Driver Seppala and his lead dog Togo were selected for the team of drivers to make the difficult emergency run, part of which crossed a frozen inlet of the Arctic Ocean. But crossing that treacherous strip of shifting ice in driving winds and snow was necessary to get the vital serum to Nome in time to save some of its children. And when Togo led his team across Norton Inlet, the worst thing possible happened. Beneath Togo's feet the ice cracked and split apart.

They were on a floe drifting out to sea.

Eventually, Seppala and Togo found a five-foot gap. It was too far to jump the sled, so Seppala tied a long Lead to Togo and heaved the dog across water. The dog dug in and strained on the lead, trying to pull the floe to him.

Then the lead broke and slipped into the water. Togo and Seppala faced each other, distraught. "Seppala was speechless. He had just been given a death sentence."
Togo could have chosen to save himself, but on his own he made the kind of decision a lead dog makes.
He dived into the freeing water to snatch the lead in his teeth and climb back onto the far ice.

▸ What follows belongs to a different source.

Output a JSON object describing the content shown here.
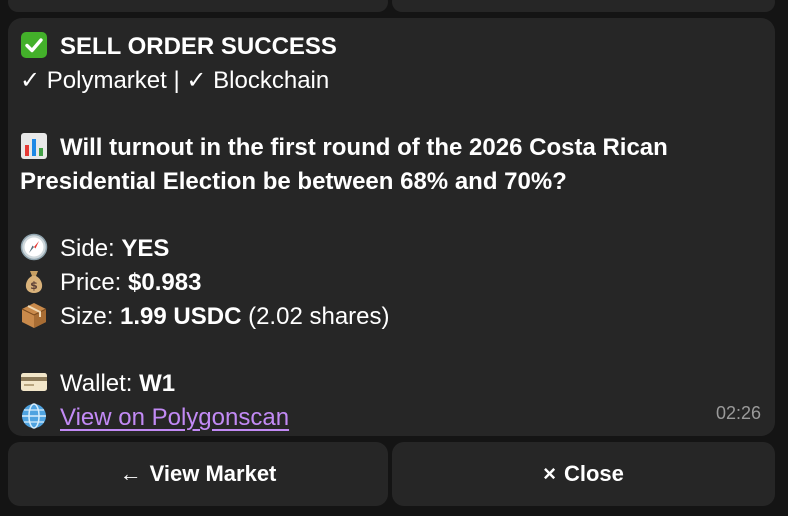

He then rolled over the line till it was wrapped several times around his shoulders, and he pulled and kept pulling until the floe was near enough for Seppala and the team to leap across.

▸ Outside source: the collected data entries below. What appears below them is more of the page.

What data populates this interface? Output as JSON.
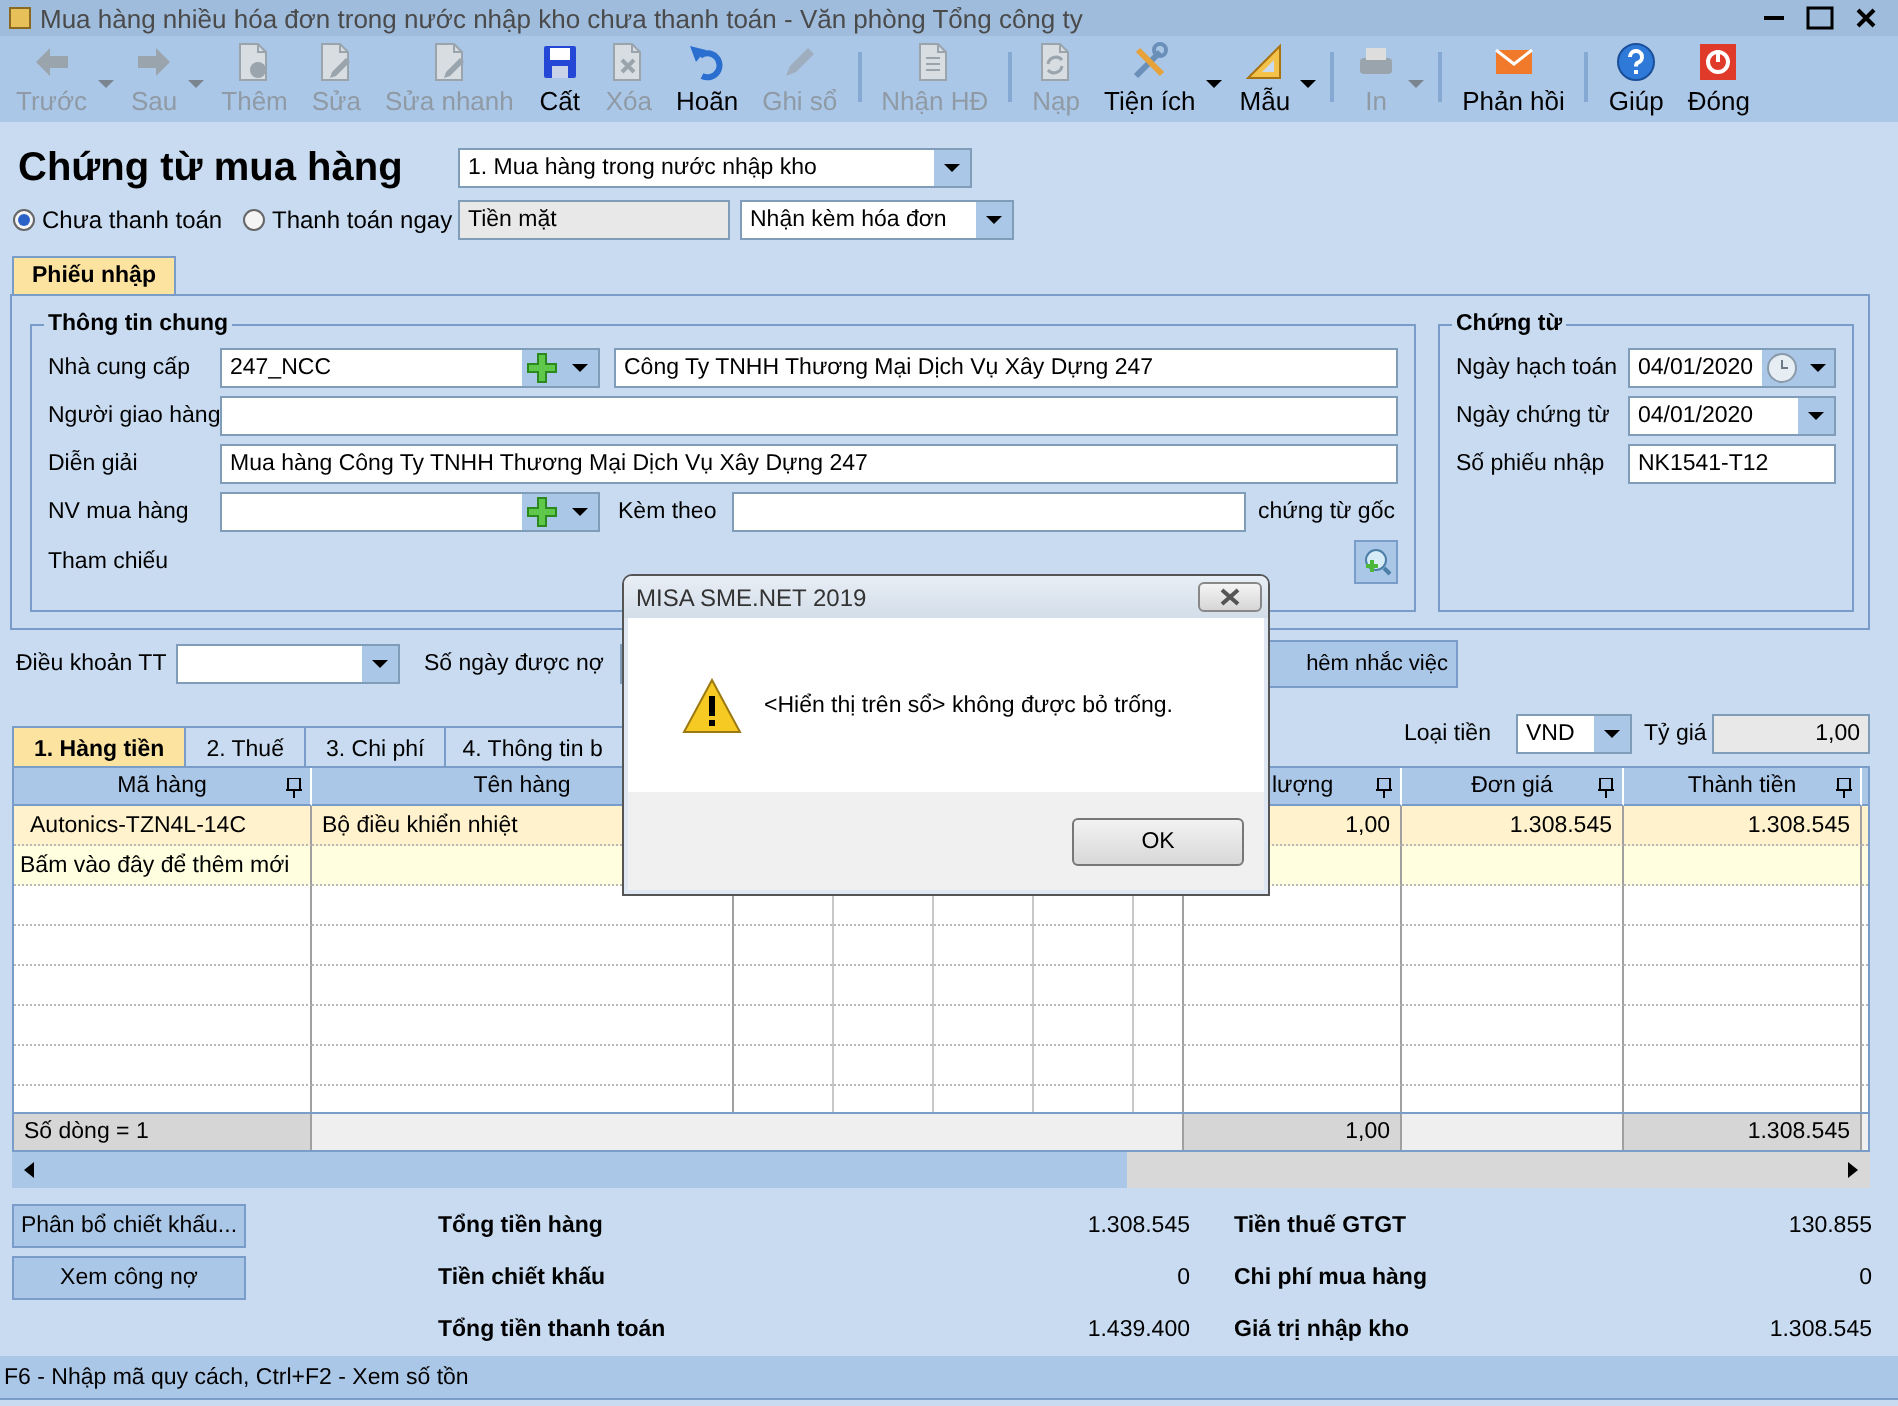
{
  "window": {
    "title": "Mua hàng nhiều hóa đơn trong nước nhập kho chưa thanh toán - Văn phòng Tổng công ty"
  },
  "toolbar": [
    {
      "label": "Trước",
      "kind": "back",
      "disabled": true,
      "dropdown": true,
      "separator_after": false
    },
    {
      "label": "Sau",
      "kind": "forward",
      "disabled": true,
      "dropdown": true,
      "separator_after": false
    },
    {
      "label": "Thêm",
      "kind": "add",
      "disabled": true,
      "dropdown": false,
      "separator_after": false
    },
    {
      "label": "Sửa",
      "kind": "edit",
      "disabled": true,
      "dropdown": false,
      "separator_after": false
    },
    {
      "label": "Sửa nhanh",
      "kind": "edit",
      "disabled": true,
      "dropdown": false,
      "separator_after": false
    },
    {
      "label": "Cất",
      "kind": "save",
      "disabled": false,
      "dropdown": false,
      "separator_after": false
    },
    {
      "label": "Xóa",
      "kind": "delete",
      "disabled": true,
      "dropdown": false,
      "separator_after": false
    },
    {
      "label": "Hoãn",
      "kind": "undo",
      "disabled": false,
      "dropdown": false,
      "separator_after": false
    },
    {
      "label": "Ghi sổ",
      "kind": "post",
      "disabled": true,
      "dropdown": false,
      "separator_after": true
    },
    {
      "label": "Nhận HĐ",
      "kind": "invoice",
      "disabled": true,
      "dropdown": false,
      "separator_after": true
    },
    {
      "label": "Nạp",
      "kind": "reload",
      "disabled": true,
      "dropdown": false,
      "separator_after": false
    },
    {
      "label": "Tiện ích",
      "kind": "tools",
      "disabled": false,
      "dropdown": true,
      "separator_after": false
    },
    {
      "label": "Mẫu",
      "kind": "template",
      "disabled": false,
      "dropdown": true,
      "separator_after": true
    },
    {
      "label": "In",
      "kind": "print",
      "disabled": true,
      "dropdown": true,
      "separator_after": true
    },
    {
      "label": "Phản hồi",
      "kind": "feedback",
      "disabled": false,
      "dropdown": false,
      "separator_after": true
    },
    {
      "label": "Giúp",
      "kind": "help",
      "disabled": false,
      "dropdown": false,
      "separator_after": false
    },
    {
      "label": "Đóng",
      "kind": "close",
      "disabled": false,
      "dropdown": false,
      "separator_after": false
    }
  ],
  "header": {
    "title": "Chứng từ mua hàng",
    "voucher_type": "1. Mua hàng trong nước nhập kho",
    "payment_options": [
      {
        "label": "Chưa thanh toán",
        "selected": true
      },
      {
        "label": "Thanh toán ngay",
        "selected": false
      }
    ],
    "payment_method": "Tiền mặt",
    "invoice_option": "Nhận kèm hóa đơn"
  },
  "form_tab": "Phiếu nhập",
  "general": {
    "title": "Thông tin chung",
    "supplier": {
      "label": "Nhà cung cấp",
      "code": "247_NCC",
      "name": "Công Ty TNHH Thương Mại Dịch Vụ Xây Dựng 247"
    },
    "deliverer": {
      "label": "Người giao hàng"
    },
    "description": {
      "label": "Diễn giải",
      "value": "Mua hàng Công Ty TNHH Thương Mại Dịch Vụ Xây Dựng 247"
    },
    "buyer": {
      "label": "NV mua hàng"
    },
    "attached": {
      "label": "Kèm theo",
      "suffix": "chứng từ gốc"
    },
    "reference": {
      "label": "Tham chiếu"
    }
  },
  "voucher": {
    "title": "Chứng từ",
    "posting_date": {
      "label": "Ngày hạch toán",
      "value": "04/01/2020"
    },
    "voucher_date": {
      "label": "Ngày chứng từ",
      "value": "04/01/2020"
    },
    "number": {
      "label": "Số phiếu nhập",
      "value": "NK1541-T12"
    }
  },
  "terms": {
    "payment_terms_label": "Điều khoản TT",
    "due_days_label": "Số ngày được nợ",
    "reminder_button": "hêm nhắc việc"
  },
  "grid_tabs": [
    {
      "label": "1. Hàng tiền",
      "selected": true
    },
    {
      "label": "2. Thuế",
      "selected": false
    },
    {
      "label": "3. Chi phí",
      "selected": false
    },
    {
      "label": "4. Thông tin b",
      "selected": false
    }
  ],
  "currency": {
    "label": "Loại tiền",
    "value": "VND",
    "rate_label": "Tỷ giá",
    "rate": "1,00"
  },
  "table": {
    "columns": [
      {
        "label": "Mã hàng",
        "pinned": true
      },
      {
        "label": "Tên hàng",
        "pinned": false
      },
      {
        "label": "lượng",
        "pinned": true
      },
      {
        "label": "Đơn giá",
        "pinned": true
      },
      {
        "label": "Thành tiền",
        "pinned": true
      }
    ],
    "rows": [
      {
        "kind": "item",
        "selected": true,
        "cells": [
          "Autonics-TZN4L-14C",
          "Bộ điều khiển nhiệt",
          "1,00",
          "1.308.545",
          "1.308.545"
        ]
      },
      {
        "kind": "new",
        "selected": false,
        "text": "Bấm vào đây để thêm mới"
      }
    ],
    "footer": {
      "row_count": "Số dòng = 1",
      "quantity": "1,00",
      "amount": "1.308.545"
    }
  },
  "actions": [
    "Phân bổ chiết khấu...",
    "Xem công nợ"
  ],
  "totals_left": [
    {
      "label": "Tổng tiền hàng",
      "value": "1.308.545"
    },
    {
      "label": "Tiền chiết khấu",
      "value": "0"
    },
    {
      "label": "Tổng tiền thanh toán",
      "value": "1.439.400"
    }
  ],
  "totals_right": [
    {
      "label": "Tiền thuế GTGT",
      "value": "130.855"
    },
    {
      "label": "Chi phí mua hàng",
      "value": "0"
    },
    {
      "label": "Giá trị nhập kho",
      "value": "1.308.545"
    }
  ],
  "status_bar": "F6 - Nhập mã quy cách, Ctrl+F2 - Xem số tồn",
  "dialog": {
    "title": "MISA SME.NET 2019",
    "message": "<Hiển thị trên sổ> không được bỏ trống.",
    "button": "OK"
  }
}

The life-saving serum was delivered in a record six days by the dogsled teams, and Togo became a historic canine hero, the inspiration for the annual Iditarod sled race.  But Togo is but one in the long history of animal heroes--fifty domestic pets, service and rescue animals, or legendary ones, covered in Jeff Campbell's Daisy to the Rescue: True Stories of Daring Dogs, Paramedic Parrots, and Other Animal Heroes (Zest, 2014).  There are dogs who alert their owners to danger from heart and blood sugar problems, but also Dory the rabbit and Pudding the Maine coon cat who also sense high or low blood sugar and save their owners. There are horses and dolphins who help autistic children learn to interact and speak, dolphins who fight off a shark attack or tow a swimmer to safety, and an elephant who alerts a village and leads them uphill to save them from a tsunami. There is Lulu the pot-bellied pig who stops traffic to save a fallen human, and Willie the parrot who suddenly comes up with new words--"Mama, Baby!" to summon help for a choking child.

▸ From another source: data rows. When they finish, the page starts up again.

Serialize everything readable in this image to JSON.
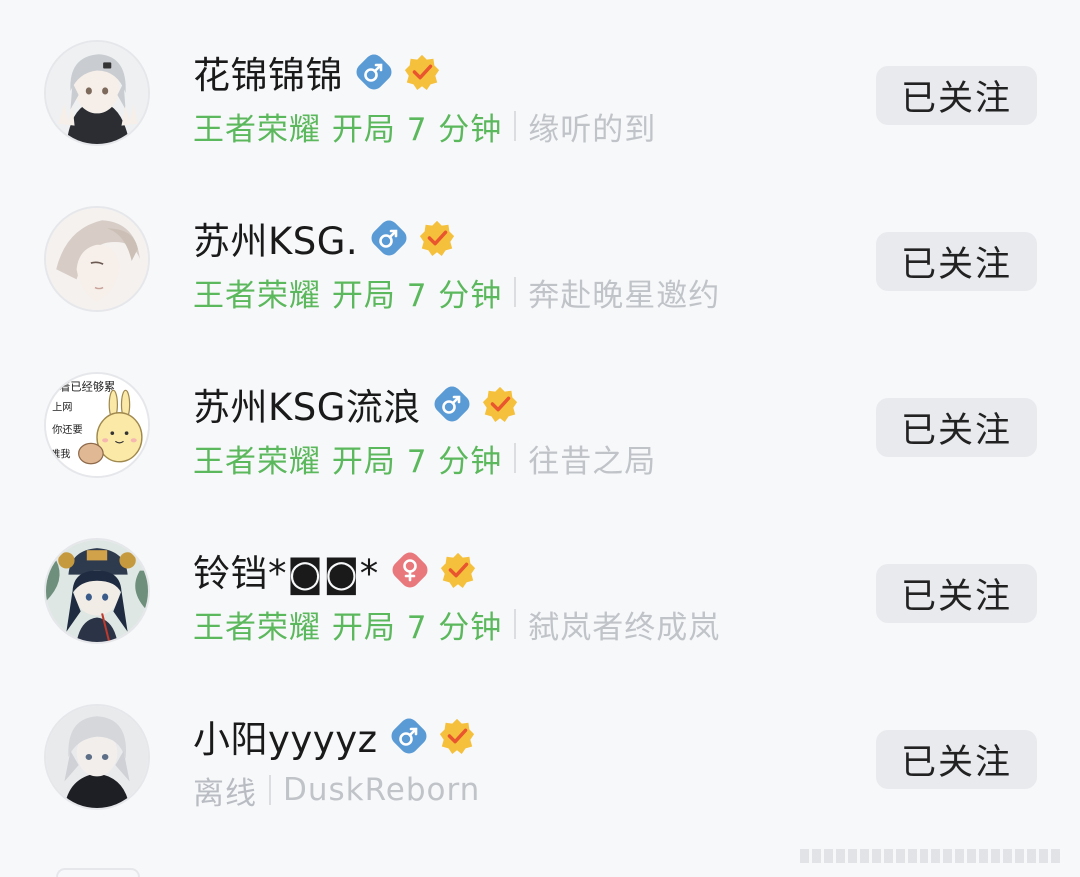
{
  "friends": [
    {
      "name": "花锦锦锦",
      "gender": "male",
      "status": "王者荣耀 开局 7 分钟",
      "status_kind": "in-game",
      "signature": "缘听的到",
      "follow_label": "已关注"
    },
    {
      "name": "苏州KSG.",
      "gender": "male",
      "status": "王者荣耀 开局 7 分钟",
      "status_kind": "in-game",
      "signature": "奔赴晚星邀约",
      "follow_label": "已关注"
    },
    {
      "name": "苏州KSG流浪",
      "gender": "male",
      "status": "王者荣耀 开局 7 分钟",
      "status_kind": "in-game",
      "signature": "往昔之局",
      "follow_label": "已关注"
    },
    {
      "name": "铃铛*◙◙*",
      "gender": "female",
      "status": "王者荣耀 开局 7 分钟",
      "status_kind": "in-game",
      "signature": "弑岚者终成岚",
      "follow_label": "已关注"
    },
    {
      "name": "小阳yyyyz",
      "gender": "male",
      "status": "离线",
      "status_kind": "offline",
      "signature": "DuskReborn",
      "follow_label": "已关注"
    }
  ],
  "avatar_texts": {
    "meme": [
      "看着已经够累",
      "上网",
      "你还要",
      "难我"
    ]
  },
  "colors": {
    "online": "#5cb85c",
    "offline": "#b9bcc2",
    "male": "#5b9bd5",
    "female": "#e9787d",
    "verified": "#f5c13c"
  },
  "icons": {
    "male": "male-symbol-icon",
    "female": "female-symbol-icon",
    "verified": "verified-badge-icon"
  }
}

With generous documentation of these animal heroes, this is a book with wide appeal to readers of almost any age, from elementary kids to adults.  "Campbell draws on opinions from professionals and anecdotal evidence, gleaned from ancient to modern times, to understand animal motivations. ...The text flows well, and the compact content is intense... . The documentation shines in this presentation." says School Library Journal.